# How do you solve x^3 + 2y^3 for x = 7 & y = 1?

Apr 5, 2018

$345$

#### Explanation:

Just by replaicing the values in $x$ and $y$:

${x}^{3} + 2 {y}^{3}$

7^3+2·1^3=345

Apr 5, 2018

$345$

Here's how I did it:

#### Explanation:

Your expression is ${x}^{3} + 2 {y}^{3}$ and you know that $x = 7$ and $y = 1$. We just plug in these values for $x$ and $y$, and then we simplify:

${\left(7\right)}^{3} + 2 {\left(1\right)}^{3}$

${7}^{3}$ is the same thing as $\left(7\right) \left(7\right) \left(7\right)$, or $343$.

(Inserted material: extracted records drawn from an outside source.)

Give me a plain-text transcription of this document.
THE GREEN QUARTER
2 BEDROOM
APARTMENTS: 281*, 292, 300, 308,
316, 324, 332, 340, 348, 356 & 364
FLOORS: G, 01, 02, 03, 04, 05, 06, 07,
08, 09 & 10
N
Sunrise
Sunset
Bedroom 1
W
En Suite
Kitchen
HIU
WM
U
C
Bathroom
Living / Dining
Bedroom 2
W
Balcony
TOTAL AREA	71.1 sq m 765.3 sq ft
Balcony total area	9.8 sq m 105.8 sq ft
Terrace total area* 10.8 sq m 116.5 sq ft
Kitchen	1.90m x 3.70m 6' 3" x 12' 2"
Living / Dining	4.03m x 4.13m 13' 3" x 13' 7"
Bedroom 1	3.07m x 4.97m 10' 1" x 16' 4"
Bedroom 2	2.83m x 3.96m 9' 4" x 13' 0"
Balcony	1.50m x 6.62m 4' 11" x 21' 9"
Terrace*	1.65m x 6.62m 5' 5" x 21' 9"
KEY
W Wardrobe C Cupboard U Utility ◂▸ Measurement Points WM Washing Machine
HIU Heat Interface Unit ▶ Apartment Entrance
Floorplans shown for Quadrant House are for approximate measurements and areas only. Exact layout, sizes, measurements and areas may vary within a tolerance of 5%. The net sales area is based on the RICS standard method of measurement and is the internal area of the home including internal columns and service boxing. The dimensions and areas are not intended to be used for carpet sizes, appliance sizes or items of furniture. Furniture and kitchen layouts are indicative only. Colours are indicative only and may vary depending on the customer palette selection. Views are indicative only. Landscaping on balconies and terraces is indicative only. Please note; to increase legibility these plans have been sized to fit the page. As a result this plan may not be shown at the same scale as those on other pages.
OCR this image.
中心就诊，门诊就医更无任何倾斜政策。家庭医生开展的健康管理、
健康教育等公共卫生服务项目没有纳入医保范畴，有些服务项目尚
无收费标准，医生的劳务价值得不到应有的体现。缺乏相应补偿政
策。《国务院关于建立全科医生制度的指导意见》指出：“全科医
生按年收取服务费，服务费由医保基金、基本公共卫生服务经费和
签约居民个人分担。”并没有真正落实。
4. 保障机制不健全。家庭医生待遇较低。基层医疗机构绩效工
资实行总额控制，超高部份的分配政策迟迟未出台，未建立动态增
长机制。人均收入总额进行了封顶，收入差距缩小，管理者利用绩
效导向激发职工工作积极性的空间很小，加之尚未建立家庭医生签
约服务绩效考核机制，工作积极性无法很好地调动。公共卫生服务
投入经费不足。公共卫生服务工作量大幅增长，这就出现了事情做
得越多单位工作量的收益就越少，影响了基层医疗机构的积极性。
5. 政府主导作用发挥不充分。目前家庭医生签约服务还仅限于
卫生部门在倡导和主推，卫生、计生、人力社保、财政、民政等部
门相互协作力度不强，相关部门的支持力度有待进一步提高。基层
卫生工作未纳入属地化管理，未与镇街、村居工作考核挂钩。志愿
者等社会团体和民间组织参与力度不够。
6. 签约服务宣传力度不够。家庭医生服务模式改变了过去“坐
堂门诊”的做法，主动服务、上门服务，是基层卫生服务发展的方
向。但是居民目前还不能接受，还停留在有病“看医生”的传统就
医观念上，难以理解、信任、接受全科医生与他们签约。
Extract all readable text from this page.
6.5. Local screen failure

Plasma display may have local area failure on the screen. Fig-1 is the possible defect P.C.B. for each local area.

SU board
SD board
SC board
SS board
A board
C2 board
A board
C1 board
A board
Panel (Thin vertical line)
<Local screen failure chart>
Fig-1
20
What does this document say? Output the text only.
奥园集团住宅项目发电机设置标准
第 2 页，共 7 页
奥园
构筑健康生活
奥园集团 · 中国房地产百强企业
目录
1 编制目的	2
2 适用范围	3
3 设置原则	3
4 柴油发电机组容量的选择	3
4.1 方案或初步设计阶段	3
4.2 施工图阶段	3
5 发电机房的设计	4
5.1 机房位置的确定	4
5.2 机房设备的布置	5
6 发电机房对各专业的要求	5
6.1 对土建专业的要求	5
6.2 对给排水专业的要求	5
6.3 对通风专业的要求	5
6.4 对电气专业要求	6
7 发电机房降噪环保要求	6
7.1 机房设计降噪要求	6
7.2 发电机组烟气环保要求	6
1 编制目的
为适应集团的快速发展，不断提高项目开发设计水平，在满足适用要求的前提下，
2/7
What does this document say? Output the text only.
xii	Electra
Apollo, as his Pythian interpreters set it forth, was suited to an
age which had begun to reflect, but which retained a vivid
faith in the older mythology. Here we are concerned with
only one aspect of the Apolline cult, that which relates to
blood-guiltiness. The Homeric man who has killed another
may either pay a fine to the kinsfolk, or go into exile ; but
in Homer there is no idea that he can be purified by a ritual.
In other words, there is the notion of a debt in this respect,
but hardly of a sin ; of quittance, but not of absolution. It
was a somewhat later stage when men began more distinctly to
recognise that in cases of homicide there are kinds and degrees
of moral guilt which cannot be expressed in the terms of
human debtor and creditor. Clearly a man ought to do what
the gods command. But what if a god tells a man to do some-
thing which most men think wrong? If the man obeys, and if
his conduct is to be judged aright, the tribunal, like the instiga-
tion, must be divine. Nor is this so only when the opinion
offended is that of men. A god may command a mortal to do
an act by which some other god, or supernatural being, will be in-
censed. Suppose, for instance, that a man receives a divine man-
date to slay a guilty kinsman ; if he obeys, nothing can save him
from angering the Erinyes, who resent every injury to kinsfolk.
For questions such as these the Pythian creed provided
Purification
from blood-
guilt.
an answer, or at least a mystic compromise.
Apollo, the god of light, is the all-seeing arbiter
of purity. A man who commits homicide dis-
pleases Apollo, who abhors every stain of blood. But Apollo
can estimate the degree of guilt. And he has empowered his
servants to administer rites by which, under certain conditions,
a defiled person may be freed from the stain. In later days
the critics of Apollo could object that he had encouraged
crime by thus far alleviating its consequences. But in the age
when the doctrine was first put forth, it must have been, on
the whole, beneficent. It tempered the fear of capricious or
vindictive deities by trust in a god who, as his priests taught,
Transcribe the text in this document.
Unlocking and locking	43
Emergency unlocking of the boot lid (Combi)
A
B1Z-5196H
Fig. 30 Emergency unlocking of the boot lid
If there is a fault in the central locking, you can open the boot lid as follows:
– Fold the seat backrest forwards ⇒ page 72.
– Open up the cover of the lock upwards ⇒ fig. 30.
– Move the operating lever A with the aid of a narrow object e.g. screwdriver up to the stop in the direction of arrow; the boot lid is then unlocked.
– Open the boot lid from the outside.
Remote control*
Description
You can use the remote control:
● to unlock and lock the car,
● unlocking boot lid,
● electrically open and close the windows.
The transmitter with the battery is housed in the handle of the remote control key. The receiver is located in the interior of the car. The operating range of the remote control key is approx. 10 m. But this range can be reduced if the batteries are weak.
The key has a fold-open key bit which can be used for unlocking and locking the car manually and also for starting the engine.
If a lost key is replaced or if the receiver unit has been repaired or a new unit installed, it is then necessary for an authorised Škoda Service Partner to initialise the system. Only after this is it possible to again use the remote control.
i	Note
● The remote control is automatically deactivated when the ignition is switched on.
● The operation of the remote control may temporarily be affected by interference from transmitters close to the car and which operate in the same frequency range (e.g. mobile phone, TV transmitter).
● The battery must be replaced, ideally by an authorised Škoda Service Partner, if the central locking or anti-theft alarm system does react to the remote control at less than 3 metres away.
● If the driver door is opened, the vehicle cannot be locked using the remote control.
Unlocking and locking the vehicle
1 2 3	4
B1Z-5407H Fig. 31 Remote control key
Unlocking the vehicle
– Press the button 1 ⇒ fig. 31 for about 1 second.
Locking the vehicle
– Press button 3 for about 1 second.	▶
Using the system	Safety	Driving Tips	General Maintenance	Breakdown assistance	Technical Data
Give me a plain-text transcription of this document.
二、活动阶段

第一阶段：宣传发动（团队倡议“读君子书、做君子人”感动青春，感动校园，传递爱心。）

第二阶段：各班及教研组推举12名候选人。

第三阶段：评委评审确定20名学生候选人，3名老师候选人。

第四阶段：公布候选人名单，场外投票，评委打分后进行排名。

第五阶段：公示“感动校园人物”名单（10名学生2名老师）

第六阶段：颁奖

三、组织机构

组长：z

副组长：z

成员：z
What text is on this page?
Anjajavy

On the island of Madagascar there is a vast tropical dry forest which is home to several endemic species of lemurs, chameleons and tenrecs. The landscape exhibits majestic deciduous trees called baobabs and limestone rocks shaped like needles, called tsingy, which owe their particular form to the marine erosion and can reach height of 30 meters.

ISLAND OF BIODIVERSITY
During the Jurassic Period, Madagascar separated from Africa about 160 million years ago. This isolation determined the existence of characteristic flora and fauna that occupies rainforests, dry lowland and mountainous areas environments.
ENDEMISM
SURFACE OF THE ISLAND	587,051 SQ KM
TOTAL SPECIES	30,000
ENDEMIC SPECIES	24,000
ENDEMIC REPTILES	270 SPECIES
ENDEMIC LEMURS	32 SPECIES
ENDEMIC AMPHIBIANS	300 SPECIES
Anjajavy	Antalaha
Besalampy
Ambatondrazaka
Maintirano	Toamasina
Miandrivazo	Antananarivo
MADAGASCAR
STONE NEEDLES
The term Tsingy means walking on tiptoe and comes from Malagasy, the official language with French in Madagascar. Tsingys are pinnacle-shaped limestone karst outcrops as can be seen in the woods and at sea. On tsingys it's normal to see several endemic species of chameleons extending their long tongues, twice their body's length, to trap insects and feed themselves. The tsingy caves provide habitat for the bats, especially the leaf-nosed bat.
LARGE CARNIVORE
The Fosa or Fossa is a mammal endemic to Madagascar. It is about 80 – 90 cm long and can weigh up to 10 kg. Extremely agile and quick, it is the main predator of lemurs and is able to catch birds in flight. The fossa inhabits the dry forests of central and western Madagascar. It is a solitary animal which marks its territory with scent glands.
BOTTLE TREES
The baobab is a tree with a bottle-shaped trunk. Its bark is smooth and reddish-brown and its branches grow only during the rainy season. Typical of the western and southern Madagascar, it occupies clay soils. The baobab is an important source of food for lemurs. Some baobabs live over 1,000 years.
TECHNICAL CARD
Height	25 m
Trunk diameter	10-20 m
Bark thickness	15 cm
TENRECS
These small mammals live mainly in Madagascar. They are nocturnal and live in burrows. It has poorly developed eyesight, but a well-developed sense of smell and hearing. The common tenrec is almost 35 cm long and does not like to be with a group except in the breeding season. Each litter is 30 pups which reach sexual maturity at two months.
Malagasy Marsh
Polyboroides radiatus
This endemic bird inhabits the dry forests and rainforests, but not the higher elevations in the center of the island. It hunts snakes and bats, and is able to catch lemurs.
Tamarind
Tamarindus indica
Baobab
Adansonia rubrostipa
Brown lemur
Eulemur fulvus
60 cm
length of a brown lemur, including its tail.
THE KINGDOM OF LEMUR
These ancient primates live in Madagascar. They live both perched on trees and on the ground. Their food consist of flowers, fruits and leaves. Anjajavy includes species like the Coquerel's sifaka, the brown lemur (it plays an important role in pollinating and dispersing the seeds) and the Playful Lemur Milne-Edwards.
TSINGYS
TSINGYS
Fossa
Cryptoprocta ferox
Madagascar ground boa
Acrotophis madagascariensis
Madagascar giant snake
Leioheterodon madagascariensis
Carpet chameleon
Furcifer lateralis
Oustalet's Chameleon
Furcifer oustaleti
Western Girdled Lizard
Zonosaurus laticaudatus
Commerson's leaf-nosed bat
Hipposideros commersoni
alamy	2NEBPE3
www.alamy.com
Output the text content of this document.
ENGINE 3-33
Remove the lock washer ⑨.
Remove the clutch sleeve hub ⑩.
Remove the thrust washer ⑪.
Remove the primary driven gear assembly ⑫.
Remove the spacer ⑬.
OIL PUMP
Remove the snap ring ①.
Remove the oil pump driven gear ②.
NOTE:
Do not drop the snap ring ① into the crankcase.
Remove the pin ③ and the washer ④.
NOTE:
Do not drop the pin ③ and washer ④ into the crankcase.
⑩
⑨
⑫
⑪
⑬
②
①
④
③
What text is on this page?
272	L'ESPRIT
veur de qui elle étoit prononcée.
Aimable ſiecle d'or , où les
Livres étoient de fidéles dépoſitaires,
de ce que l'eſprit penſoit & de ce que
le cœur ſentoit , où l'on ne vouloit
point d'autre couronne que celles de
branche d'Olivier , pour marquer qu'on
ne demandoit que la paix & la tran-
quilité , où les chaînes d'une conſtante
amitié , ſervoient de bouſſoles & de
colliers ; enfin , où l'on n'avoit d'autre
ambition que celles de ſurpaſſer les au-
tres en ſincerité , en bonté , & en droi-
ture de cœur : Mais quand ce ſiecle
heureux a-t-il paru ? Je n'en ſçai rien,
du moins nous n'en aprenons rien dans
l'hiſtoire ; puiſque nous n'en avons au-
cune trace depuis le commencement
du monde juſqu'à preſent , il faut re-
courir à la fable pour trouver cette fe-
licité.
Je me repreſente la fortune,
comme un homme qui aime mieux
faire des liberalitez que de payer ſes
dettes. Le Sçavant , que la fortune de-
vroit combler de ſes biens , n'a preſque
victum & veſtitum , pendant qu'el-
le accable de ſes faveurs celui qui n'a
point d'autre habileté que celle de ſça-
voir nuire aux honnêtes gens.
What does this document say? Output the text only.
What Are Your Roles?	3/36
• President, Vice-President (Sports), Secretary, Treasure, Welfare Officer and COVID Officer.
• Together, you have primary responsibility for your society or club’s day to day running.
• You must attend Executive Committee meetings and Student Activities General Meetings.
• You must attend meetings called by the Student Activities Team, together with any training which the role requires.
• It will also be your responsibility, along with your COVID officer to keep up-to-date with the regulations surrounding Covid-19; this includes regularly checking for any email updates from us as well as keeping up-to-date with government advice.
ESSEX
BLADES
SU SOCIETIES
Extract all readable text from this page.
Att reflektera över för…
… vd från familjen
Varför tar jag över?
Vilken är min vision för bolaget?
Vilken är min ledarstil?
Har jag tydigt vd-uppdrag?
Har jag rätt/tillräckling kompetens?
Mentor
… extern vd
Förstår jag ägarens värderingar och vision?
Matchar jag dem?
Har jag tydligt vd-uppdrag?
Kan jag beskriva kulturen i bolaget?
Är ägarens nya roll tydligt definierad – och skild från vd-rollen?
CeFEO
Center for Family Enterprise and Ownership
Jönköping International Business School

Now, for $2 {\left(1\right)}^{3}$, we have to look this order of operations called PEMDAS. This stands for:
P arentheses
E xponents
MD Multiplication/Division
In your expression $2 {\left(1\right)}^{3}$, the first thing we need to do is take care of the exponent. (1)^3 is the same thing as $\left(1\right) \left(1\right) \left(1\right)$, which is just $1$.
So now we do $2 \left(1\right)$, which is $2$.
Finally we add $2$ with $343$ (from earlier) to get the final simplification of $345$.